With under a month to go before the 2024 Olympic opening ceremony in Paris, the River Seine remains too polluted to host the Games’ swimming events, according to municipal test results.
Competitions due to take place in the river during the international sporting extravaganza include the 10km freestyle and the triathlon, at the Pont de l’Alma and the Pont Alexandre III. In addition, the opening ceremony will feature a unique, free-to-access procession along the water, with international Olympic delegations cruising the Seine on boats.
Faecal pollution spikes
However, water analyses published by Paris City Hall on Friday, 28 June, show not falling but rising concentrations of two strains of faecal bacteria whose elimination is critical to water safety. E.Coli and enterococci bacteria were both present in the river at levels that exceed caps imposed by sport federations, with worrying spikes seen between 18 and 20 June.
E.Coli was found at 10 times the maximum threshold and did not fall below the 1,000 units per 100 millilitres (cfu/ml) threshold set by the World Triathlon Federation at all during the test period. Enterococci levels were also unsafe for multiple days.
Unfavourable conditions?
To make matters worse, those samples were taken several days prior to a planned “dirty protest” by campaigners who urged people to “poop in the Seine” on 23 June, to signal their discontent at the 1.4 billion euros being spent on the Olympics, while they claim domestic social issues rumble on unaddressed. So the water quality cannot be blamed on a one-off surge in effluent.

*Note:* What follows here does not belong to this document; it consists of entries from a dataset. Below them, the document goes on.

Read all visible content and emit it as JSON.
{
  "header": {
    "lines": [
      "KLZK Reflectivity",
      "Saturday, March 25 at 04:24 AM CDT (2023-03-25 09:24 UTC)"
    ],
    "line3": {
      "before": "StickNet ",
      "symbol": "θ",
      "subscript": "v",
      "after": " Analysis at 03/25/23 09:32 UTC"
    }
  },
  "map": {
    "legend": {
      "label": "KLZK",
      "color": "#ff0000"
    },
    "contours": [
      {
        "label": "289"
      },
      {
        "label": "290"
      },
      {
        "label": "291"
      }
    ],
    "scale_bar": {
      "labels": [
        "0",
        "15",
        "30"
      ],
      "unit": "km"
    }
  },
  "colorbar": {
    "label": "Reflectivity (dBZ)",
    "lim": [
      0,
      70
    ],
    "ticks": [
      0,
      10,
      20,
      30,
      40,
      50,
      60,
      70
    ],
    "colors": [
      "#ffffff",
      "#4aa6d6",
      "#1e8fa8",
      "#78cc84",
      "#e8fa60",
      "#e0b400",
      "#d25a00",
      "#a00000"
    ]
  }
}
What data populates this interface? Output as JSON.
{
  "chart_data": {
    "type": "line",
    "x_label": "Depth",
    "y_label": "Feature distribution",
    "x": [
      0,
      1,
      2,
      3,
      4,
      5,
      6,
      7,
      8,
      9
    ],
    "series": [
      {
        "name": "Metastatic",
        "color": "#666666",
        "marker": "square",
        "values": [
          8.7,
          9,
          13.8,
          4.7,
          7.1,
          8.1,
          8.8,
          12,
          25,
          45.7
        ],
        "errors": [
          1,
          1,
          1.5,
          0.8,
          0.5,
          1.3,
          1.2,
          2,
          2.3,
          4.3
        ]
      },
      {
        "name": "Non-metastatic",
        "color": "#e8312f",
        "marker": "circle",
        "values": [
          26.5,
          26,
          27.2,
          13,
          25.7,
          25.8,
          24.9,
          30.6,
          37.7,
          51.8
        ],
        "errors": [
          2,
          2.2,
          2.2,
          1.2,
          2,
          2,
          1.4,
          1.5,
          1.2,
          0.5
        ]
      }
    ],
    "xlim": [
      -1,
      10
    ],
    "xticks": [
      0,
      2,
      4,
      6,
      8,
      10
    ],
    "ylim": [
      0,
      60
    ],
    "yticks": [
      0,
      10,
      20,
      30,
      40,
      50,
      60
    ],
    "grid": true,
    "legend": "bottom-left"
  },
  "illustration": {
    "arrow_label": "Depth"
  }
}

I almost feel sorry for Macron and the mayor of Paris, as this #JeChieDansLaSeineLe23Juin AKA, "I shit in the Seine on June 23 is indeed a bowel movement https://t.co/WcB7K2AelV pic.twitter.com/41TLOpdaMY
— Jon Najarian (@jonnajarian) June 24, 2024
Instead, the report issued by Paris authorities blames “unfavourable conditions” for the continued deterioration of the water, despite the budget-busting clean-up work to build a 50,000-cubic-metre rainwater storage basin upstream of the Austerlitz bridge, designed to contain storm overflows before releasing them into the sewers – which are also being modernised.
“The quality of the water continues to deteriorate as a result of unfavourable hydrological conditions,” the report says, with examples such as “rainfall, high flow, little sunshine, temperatures below seasonal norms and pollution from upstream.” The river is running high at the moment, at four to five times its normal seasonal level.
Doubt is now looming over the Olympic swimming events, and a rehearsal for the opening ceremony set for Monday 1 July was cancelled, but regional prefect Marc Guillaume remained optimistic. “We expect things to improve this week, given the weather,” he told AFP.
Thanks in part to the spotlight being shone by the Olympics and the preparation work underway, the Seine is supposed to become swimmable again by the general public in 2025, ending a ban that has lasted over 100 years.